Strauss admitted the statement was hastily thrown together in a coffee shop in London, where he and his colleagues learned of the news, but nevertheless assured the audience that the University stood with its workers and students. 

“It was a statement of solidarity and thought,” he said.

The administration will meet with students next Friday to discuss the inclusion of safe spaces on campus at the request of the panel’s organizers.

The elimination of the DACA program will force the more than 27,000 North Carolinians who benefit from it to explore other options.

Two of the panelists, Raul Pinto and Yesenia Polanco-Galdamez, are immigration attorneys. They talked to the audience about ways undocumented Americans and their families can reduce their risk of deportation. 

The final two members of the panel, UNC alum Emilio Vicente and senior Rubi Quiroz, appealed to the crowd’s emotions by offering stories of the adversity they faced growing up as undocumented Americans. They framed the issue as humanitarian rather than political. 
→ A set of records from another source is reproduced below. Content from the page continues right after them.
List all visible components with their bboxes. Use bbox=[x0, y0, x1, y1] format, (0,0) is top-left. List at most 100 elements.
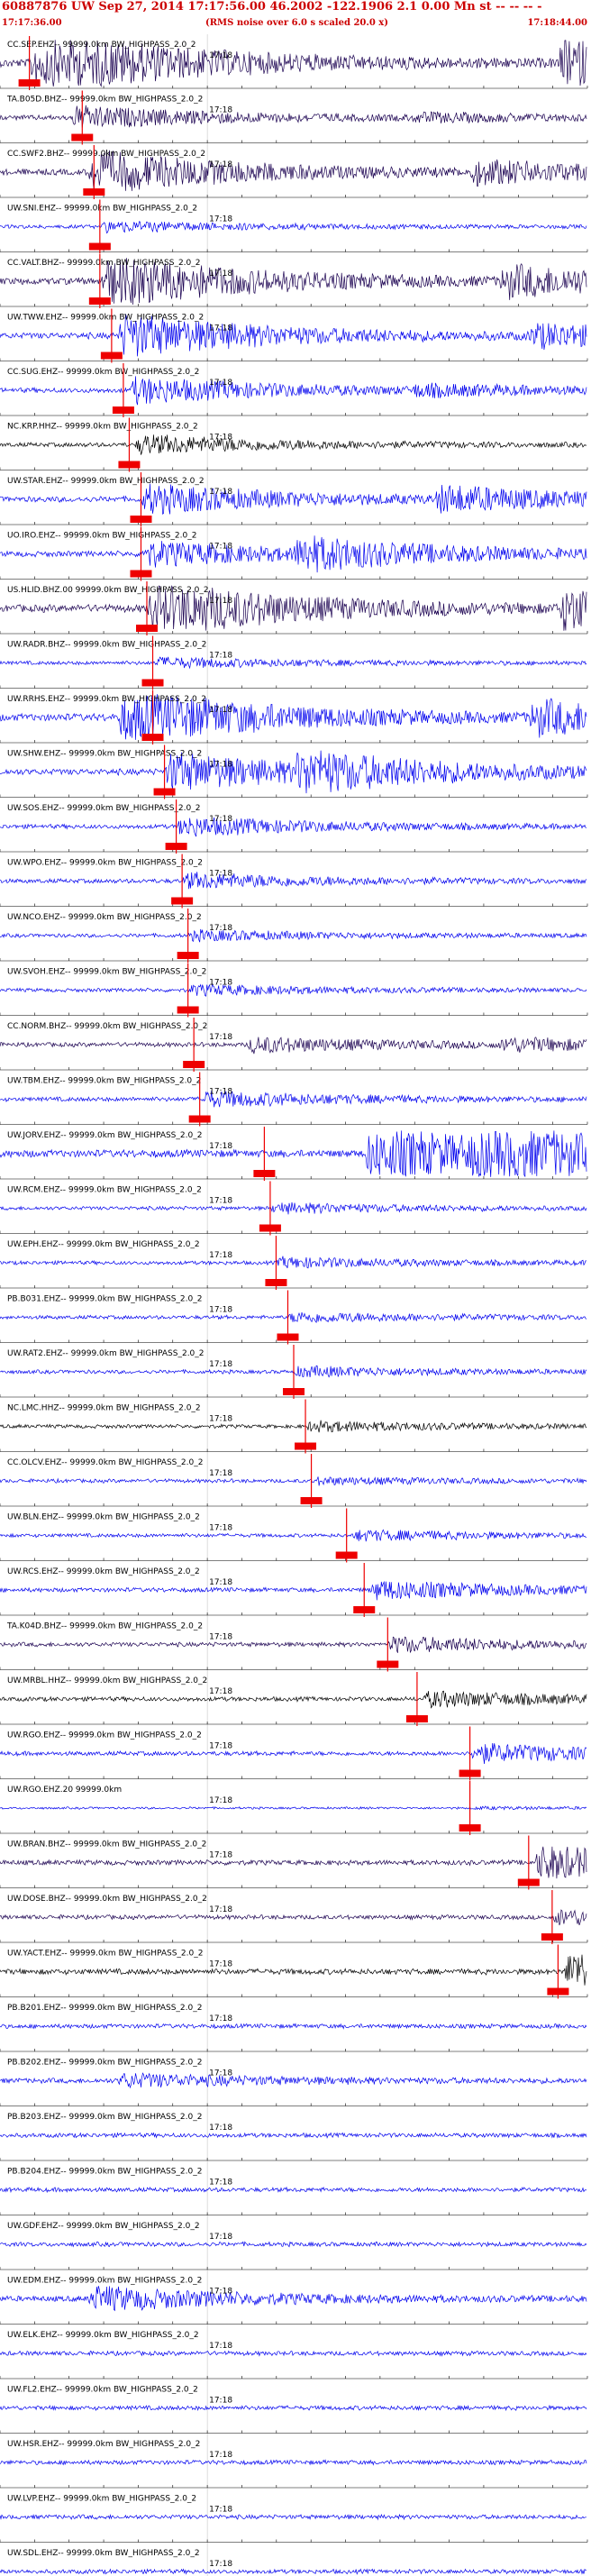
trace-label: UW.HSR.EHZ-- 99999.0km BW_HIGHPASS_2.0_2 bbox=[7, 2440, 200, 2449]
tick-label: 17:18 bbox=[209, 870, 232, 879]
tick-label: 17:18 bbox=[209, 1578, 232, 1587]
trace-35: UW.YACT.EHZ-- 99999.0km BW_HIGHPASS_2.0_… bbox=[0, 1944, 588, 1999]
tick-label: 17:18 bbox=[209, 815, 232, 824]
waveform bbox=[0, 1742, 587, 1765]
tick-label: 17:18 bbox=[209, 979, 232, 988]
trace-label: PB.B201.EHZ-- 99999.0km BW_HIGHPASS_2.0_… bbox=[7, 2004, 202, 2013]
waveform bbox=[0, 2241, 587, 2248]
trace-16: UW.NCO.EHZ-- 99999.0km BW_HIGHPASS_2.0_2… bbox=[0, 909, 588, 963]
pick-marker bbox=[295, 1442, 317, 1450]
waveform bbox=[0, 2513, 586, 2521]
trace-6: CC.SUG.EHZ-- 99999.0km BW_HIGHPASS_2.0_2… bbox=[0, 363, 588, 417]
trace-label: UW.RAT2.EHZ-- 99999.0km BW_HIGHPASS_2.0_… bbox=[7, 1349, 205, 1358]
trace-14: UW.SOS.EHZ-- 99999.0km BW_HIGHPASS_2.0_2… bbox=[0, 799, 588, 854]
pick-marker bbox=[253, 1170, 276, 1177]
pick-marker bbox=[130, 570, 152, 578]
tick-label: 17:18 bbox=[209, 1905, 232, 1914]
trace-27: UW.BLN.EHZ-- 99999.0km BW_HIGHPASS_2.0_2… bbox=[0, 1508, 588, 1563]
waveform bbox=[0, 2568, 586, 2575]
tick-label: 17:18 bbox=[209, 2014, 232, 2023]
trace-21: UW.RCM.EHZ-- 99999.0km BW_HIGHPASS_2.0_2… bbox=[0, 1181, 588, 1236]
trace-42: UW.ELK.EHZ-- 99999.0km BW_HIGHPASS_2.0_2… bbox=[0, 2331, 588, 2380]
trace-23: PB.B031.EHZ-- 99999.0km BW_HIGHPASS_2.0_… bbox=[0, 1290, 588, 1345]
pick-marker bbox=[459, 1769, 481, 1777]
trace-46: UW.SDL.EHZ-- 99999.0km BW_HIGHPASS_2.0_2… bbox=[0, 2549, 586, 2575]
tick-label: 17:18 bbox=[209, 488, 232, 497]
waveform bbox=[0, 1954, 587, 1986]
tick-label: 17:18 bbox=[209, 1687, 232, 1696]
waveform bbox=[0, 872, 587, 890]
waveform bbox=[0, 1805, 587, 1811]
trace-label: UW.SNI.EHZ-- 99999.0km BW_HIGHPASS_2.0_2 bbox=[7, 205, 197, 214]
waveform bbox=[0, 1846, 587, 1879]
tick-label: 17:18 bbox=[209, 1415, 232, 1424]
trace-33: UW.BRAN.BHZ-- 99999.0km BW_HIGHPASS_2.0_… bbox=[0, 1835, 588, 1890]
pick-marker bbox=[265, 1279, 287, 1286]
tick-label: 17:18 bbox=[209, 597, 232, 606]
tick-label: 17:18 bbox=[209, 2124, 232, 2133]
pick-marker bbox=[88, 297, 111, 305]
trace-36: PB.B201.EHZ-- 99999.0km BW_HIGHPASS_2.0_… bbox=[0, 2004, 588, 2052]
pick-marker bbox=[130, 516, 152, 523]
waveform bbox=[0, 483, 587, 516]
trace-13: UW.SHW.EHZ-- 99999.0km BW_HIGHPASS_2.0_2… bbox=[0, 744, 588, 799]
waveform bbox=[0, 1580, 587, 1601]
tick-label: 17:18 bbox=[209, 1197, 232, 1206]
tick-label: 17:18 bbox=[209, 706, 232, 715]
tick-label: 17:18 bbox=[209, 160, 232, 169]
trace-label: TA.K04D.BHZ-- 99999.0km BW_HIGHPASS_2.0_… bbox=[6, 1622, 203, 1631]
trace-label: CC.NORM.BHZ-- 99999.0km BW_HIGHPASS_2.0_… bbox=[7, 1022, 207, 1031]
tick-label: 17:18 bbox=[209, 1469, 232, 1478]
pick-marker bbox=[177, 1006, 199, 1014]
waveform bbox=[0, 1311, 587, 1323]
trace-label: UW.FL2.EHZ-- 99999.0km BW_HIGHPASS_2.0_2 bbox=[7, 2386, 198, 2395]
trace-label: CC.SWF2.BHZ-- 99999.0km BW_HIGHPASS_2.0_… bbox=[7, 150, 205, 159]
trace-4: CC.VALT.BHZ-- 99999.0km BW_HIGHPASS_2.0_… bbox=[0, 254, 588, 308]
trace-41: UW.EDM.EHZ-- 99999.0km BW_HIGHPASS_2.0_2… bbox=[0, 2277, 588, 2325]
waveform bbox=[0, 1037, 587, 1055]
waveform bbox=[0, 1201, 587, 1215]
pick-marker bbox=[177, 952, 199, 959]
trace-25: NC.LMC.HHZ-- 99999.0km BW_HIGHPASS_2.0_2… bbox=[0, 1399, 588, 1454]
pick-marker bbox=[188, 1115, 211, 1123]
trace-24: UW.RAT2.EHZ-- 99999.0km BW_HIGHPASS_2.0_… bbox=[0, 1345, 588, 1399]
pick-marker bbox=[165, 843, 187, 850]
tick-label: 17:18 bbox=[209, 106, 232, 115]
pick-marker bbox=[405, 1715, 428, 1722]
pick-marker bbox=[277, 1333, 299, 1341]
pick-marker bbox=[153, 788, 176, 796]
trace-label: CC.VALT.BHZ-- 99999.0km BW_HIGHPASS_2.0_… bbox=[7, 259, 200, 268]
tick-label: 17:18 bbox=[209, 1851, 232, 1860]
trace-28: UW.RCS.EHZ-- 99999.0km BW_HIGHPASS_2.0_2… bbox=[0, 1563, 588, 1617]
tick-label: 17:18 bbox=[209, 1524, 232, 1533]
waveform bbox=[0, 1909, 587, 1926]
tick-label: 17:18 bbox=[209, 215, 232, 224]
trace-label: UW.MRBL.HHZ-- 99999.0km BW_HIGHPASS_2.0_… bbox=[7, 1676, 207, 1685]
tick-label: 17:18 bbox=[209, 1796, 232, 1805]
tick-label: 17:18 bbox=[209, 2288, 232, 2297]
tick-label: 17:18 bbox=[209, 2179, 232, 2188]
trace-20: UW.JORV.EHZ-- 99999.0km BW_HIGHPASS_2.0_… bbox=[0, 1127, 588, 1181]
tick-label: 17:18 bbox=[209, 1142, 232, 1151]
pick-marker bbox=[335, 1551, 358, 1559]
waveform bbox=[0, 2132, 587, 2139]
trace-label: UW.TWW.EHZ-- 99999.0km BW_HIGHPASS_2.0_2 bbox=[7, 314, 204, 323]
trace-29: TA.K04D.BHZ-- 99999.0km BW_HIGHPASS_2.0_… bbox=[0, 1617, 588, 1672]
tick-label: 17:18 bbox=[209, 1306, 232, 1315]
tick-label: 17:18 bbox=[209, 2506, 232, 2515]
tick-label: 17:18 bbox=[209, 2397, 232, 2406]
pick-marker bbox=[100, 352, 123, 360]
tick-label: 17:18 bbox=[209, 1742, 232, 1751]
waveform bbox=[0, 434, 587, 455]
tick-label: 17:18 bbox=[209, 1033, 232, 1042]
waveform bbox=[0, 376, 587, 406]
trace-label: UW.RCM.EHZ-- 99999.0km BW_HIGHPASS_2.0_2 bbox=[7, 1186, 202, 1195]
trace-label: NC.LMC.HHZ-- 99999.0km BW_HIGHPASS_2.0_2 bbox=[7, 1404, 201, 1413]
trace-label: PB.B203.EHZ-- 99999.0km BW_HIGHPASS_2.0_… bbox=[7, 2113, 202, 2122]
trace-5: UW.TWW.EHZ-- 99999.0km BW_HIGHPASS_2.0_2… bbox=[0, 308, 588, 363]
seismogram-plot: CC.SEP.EHZ-- 99999.0km BW_HIGHPASS_2.0_2… bbox=[0, 34, 588, 2576]
pick-marker bbox=[283, 1388, 305, 1395]
trace-label: UW.JORV.EHZ-- 99999.0km BW_HIGHPASS_2.0_… bbox=[7, 1131, 202, 1140]
trace-32: UW.RGO.EHZ.20 99999.0km 17:18 bbox=[0, 1781, 588, 1835]
tick-label: 17:18 bbox=[209, 2342, 232, 2351]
“We are human beings first and foremost,” Vicente said. 

Quiroz tried to convey the anxiety she and students in her position cope with. As someone who benefits from DACA, she is especially nervous about the road ahead.

“It’s almost like your expiration date — you won’t be able to move forward past that,” Quiroz said.

 Pinto, one of the immigration attorneys, then jumped into the conversation.

 “No one in this country who has been working, who has been going to school, who has been paying taxes, should have an expiration date,” he said. 

The crowd applauded in agreement in what was perhaps the panel’s most poignant moment. 

A Ph.D. candidate in the School of Education, Lucia Mock, was particularly enraged at the Trump administration’s decision.

“It's a fundamental betrayal of the trust that these young people have put in our government and in our future,” she said. “It’s cruelty personified.”